On one hand, Cashman’s method of delivery added layers of importance and urgency to his message. Short of suspending Posada or releasing him outright (both of which would have brought their own headaches), there was no less equivocal way for Cashman to inform the veteran that he was not messing around.

Wrote Buster Olney on ESPN.com Insider, Cashman “is not only willing to be the instrument of change with the team’s older players, he views it as his responsibility to the Steinbrenners.”

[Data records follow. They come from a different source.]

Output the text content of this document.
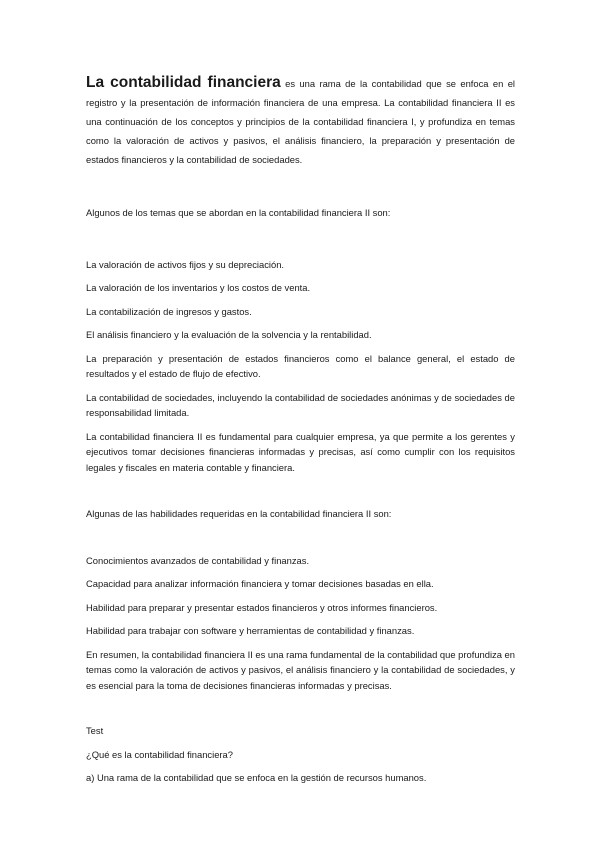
La contabilidad financiera es una rama de la contabilidad que se enfoca en el registro y la presentación de información financiera de una empresa. La contabilidad financiera II es una continuación de los conceptos y principios de la contabilidad financiera I, y profundiza en temas como la valoración de activos y pasivos, el análisis financiero, la preparación y presentación de estados financieros y la contabilidad de sociedades.

Algunos de los temas que se abordan en la contabilidad financiera II son:

La valoración de activos fijos y su depreciación.

La valoración de los inventarios y los costos de venta.

La contabilización de ingresos y gastos.

El análisis financiero y la evaluación de la solvencia y la rentabilidad.

La preparación y presentación de estados financieros como el balance general, el estado de resultados y el estado de flujo de efectivo.

La contabilidad de sociedades, incluyendo la contabilidad de sociedades anónimas y de sociedades de responsabilidad limitada.

La contabilidad financiera II es fundamental para cualquier empresa, ya que permite a los gerentes y ejecutivos tomar decisiones financieras informadas y precisas, así como cumplir con los requisitos legales y fiscales en materia contable y financiera.

Algunas de las habilidades requeridas en la contabilidad financiera II son:

Conocimientos avanzados de contabilidad y finanzas.

Capacidad para analizar información financiera y tomar decisiones basadas en ella.

Habilidad para preparar y presentar estados financieros y otros informes financieros.

Habilidad para trabajar con software y herramientas de contabilidad y finanzas.

En resumen, la contabilidad financiera II es una rama fundamental de la contabilidad que profundiza en temas como la valoración de activos y pasivos, el análisis financiero y la contabilidad de sociedades, y es esencial para la toma de decisiones financieras informadas y precisas.

Test

¿Qué es la contabilidad financiera?

a) Una rama de la contabilidad que se enfoca en la gestión de recursos humanos.
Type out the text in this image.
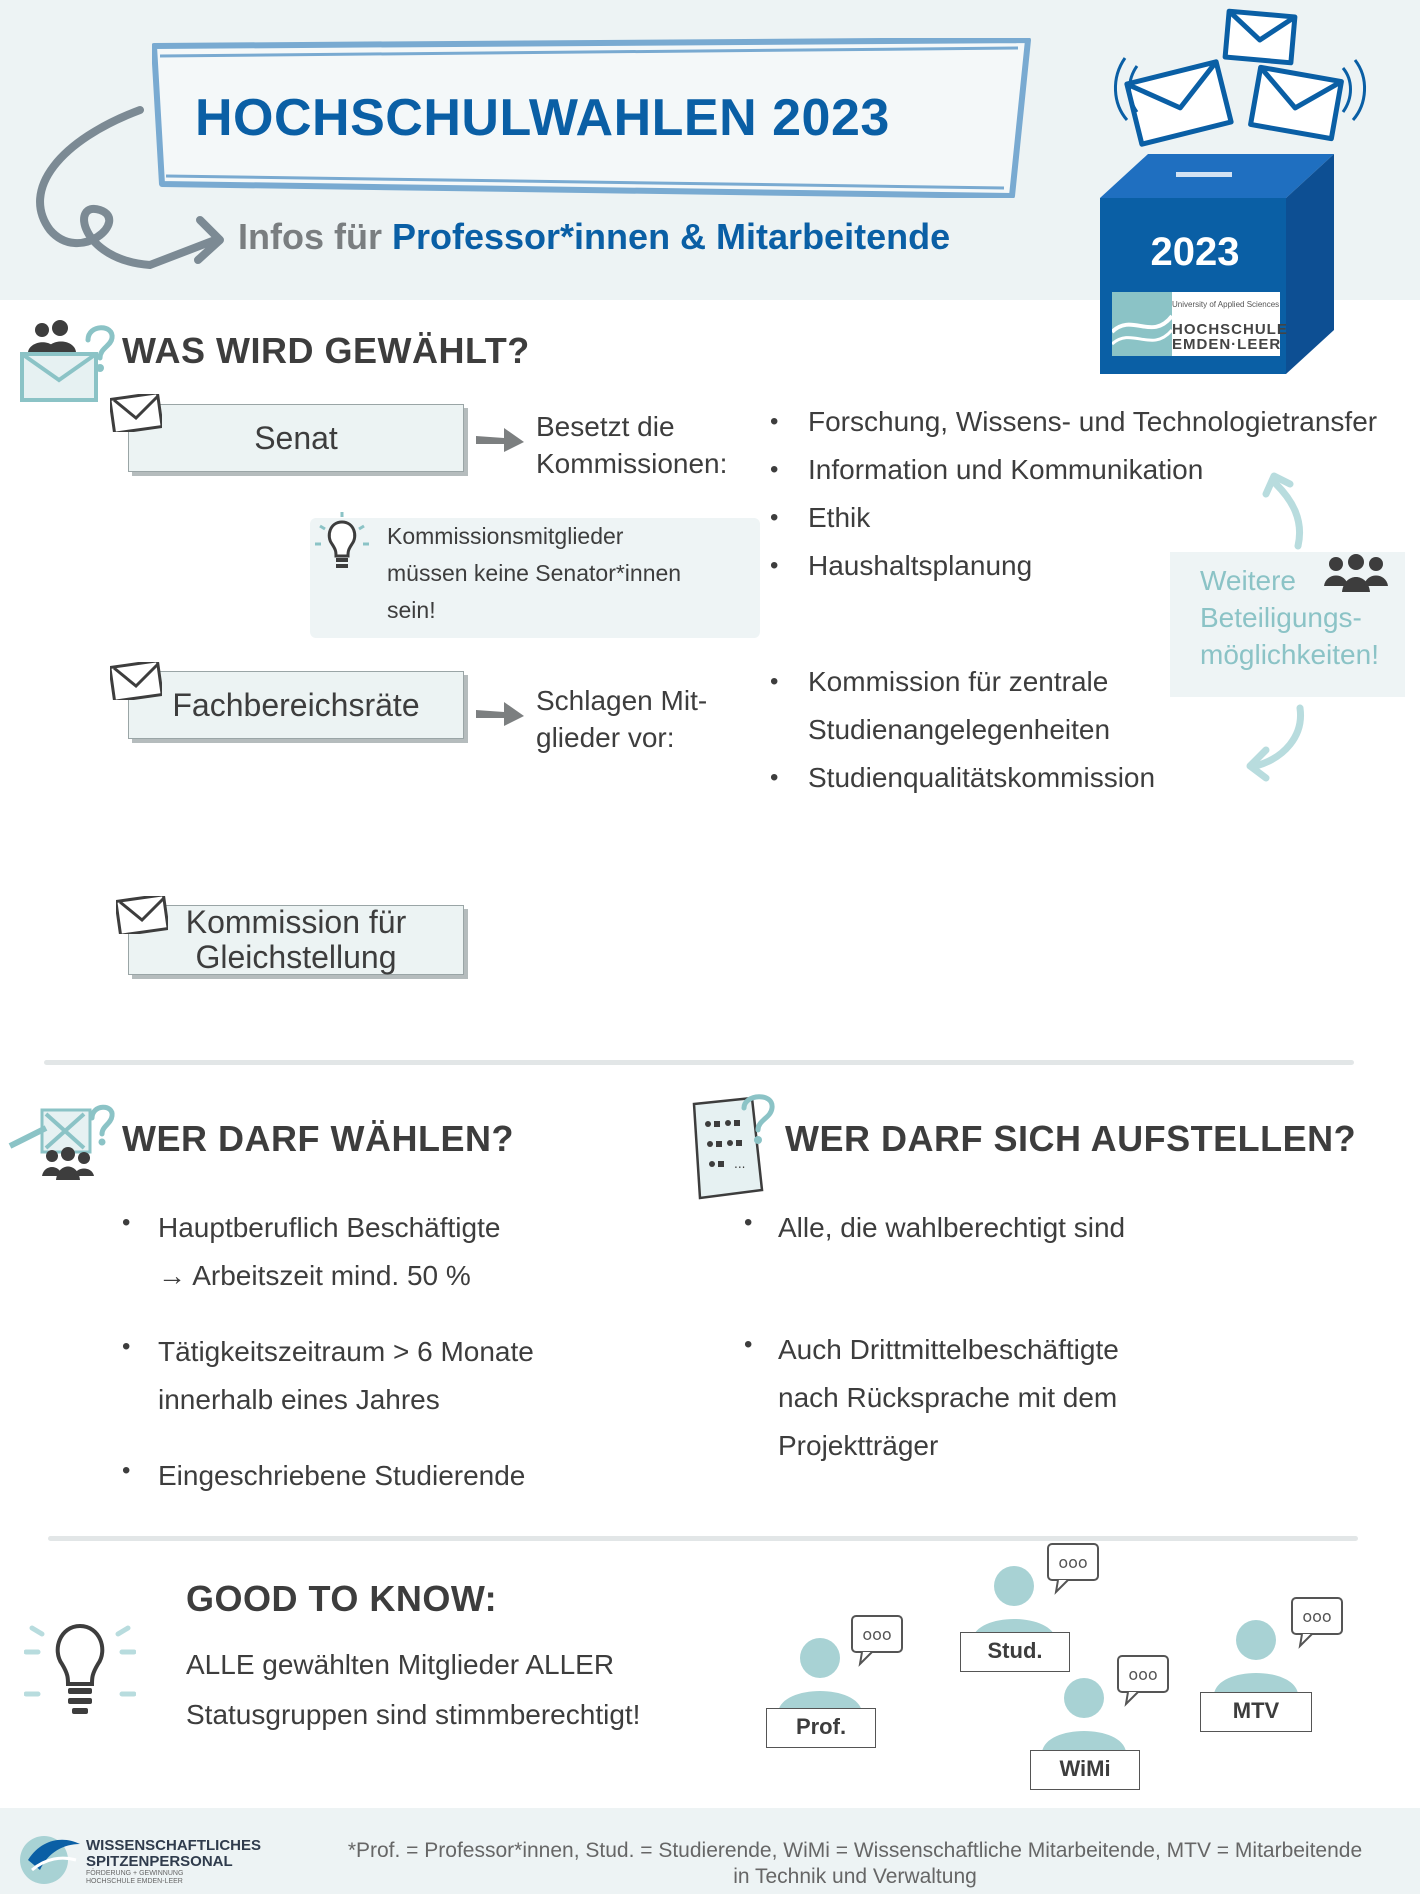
HOCHSCHULWAHLEN 2023
Infos für Professor*innen & Mitarbeitende	2023
University of Applied Sciences
HOCHSCHULE
EMDEN·LEER
WAS WIRD GEWÄHLT?
Senat	Besetzt die
Kommissionen:
• Forschung, Wissens- und Technologietransfer
• Information und Kommunikation
• Ethik
• Haushaltsplanung
Kommissionsmitglieder
müssen keine Senator*innen
sein!
Fachbereichsräte	Schlagen Mit-
glieder vor:
• Kommission für zentrale
Studienangelegenheiten
• Studienqualitätskommission
Weitere
Beteiligungs-
möglichkeiten!
Kommission für
Gleichstellung
WER DARF WÄHLEN?
• Hauptberuflich Beschäftigte
→ Arbeitszeit mind. 50 %
• Tätigkeitszeitraum > 6 Monate
innerhalb eines Jahres
• Eingeschriebene Studierende
...
WER DARF SICH AUFSTELLEN?
• Alle, die wahlberechtigt sind
• Auch Drittmittelbeschäftigte
nach Rücksprache mit dem
Projektträger
GOOD TO KNOW:
ALLE gewählten Mitglieder ALLER
Statusgruppen sind stimmberechtigt!
ooo
Prof.
ooo
Stud.
ooo
WiMi
ooo
MTV
WISSENSCHAFTLICHES
SPITZENPERSONAL
FÖRDERUNG + GEWINNUNG
HOCHSCHULE EMDEN-LEER
*Prof. = Professor*innen, Stud. = Studierende, WiMi = Wissenschaftliche Mitarbeitende, MTV = Mitarbeitende
in Technik und Verwaltung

That has to be a particularly difficult place to inhabit, especially when it comes to icons like Posada and Jeter, and Cashman is taking a hard-line approach. (Telling Jeter to test the waters during off-season contract negotiations was a clear step in this direction.) To do it the way he did it, however—not just publicly, but in a manner so unusual that the delivery itself brought attention, independent of the message delivered—was to ignore the service and success that Posada has given the organization over the last 17 years.

Even the enemy was motivated to chime in, with David Ortiz telling the Boston Herald that “they’re doing (Posada) wrong.”

Ultimately, Posada’s actions amounted to nothing more than a really bad day. Holding him accountable is reasonable. Benching him for lack of production is also reasonable. From a baseball (if not contractual) standpoint, giving him his outright release would be entirely justified.

From former GM Jim Bowden, on ESPN.com: “Until you are ready to . . . ask Posada to step aside, and keep him out of the lineup for good, you PROTECT HIM! He’s a Yankee, a five-time world champion Yankee who is known for his class and dignity. Show him the same.”

Taking it public like Cashman did serves only one purpose. It tells the rest of the aging roster—Jeter in particular—that when it’s time to go, they better not mess around.

Time will tell if the ends were worth the means, but as of right now it’s not looking too good.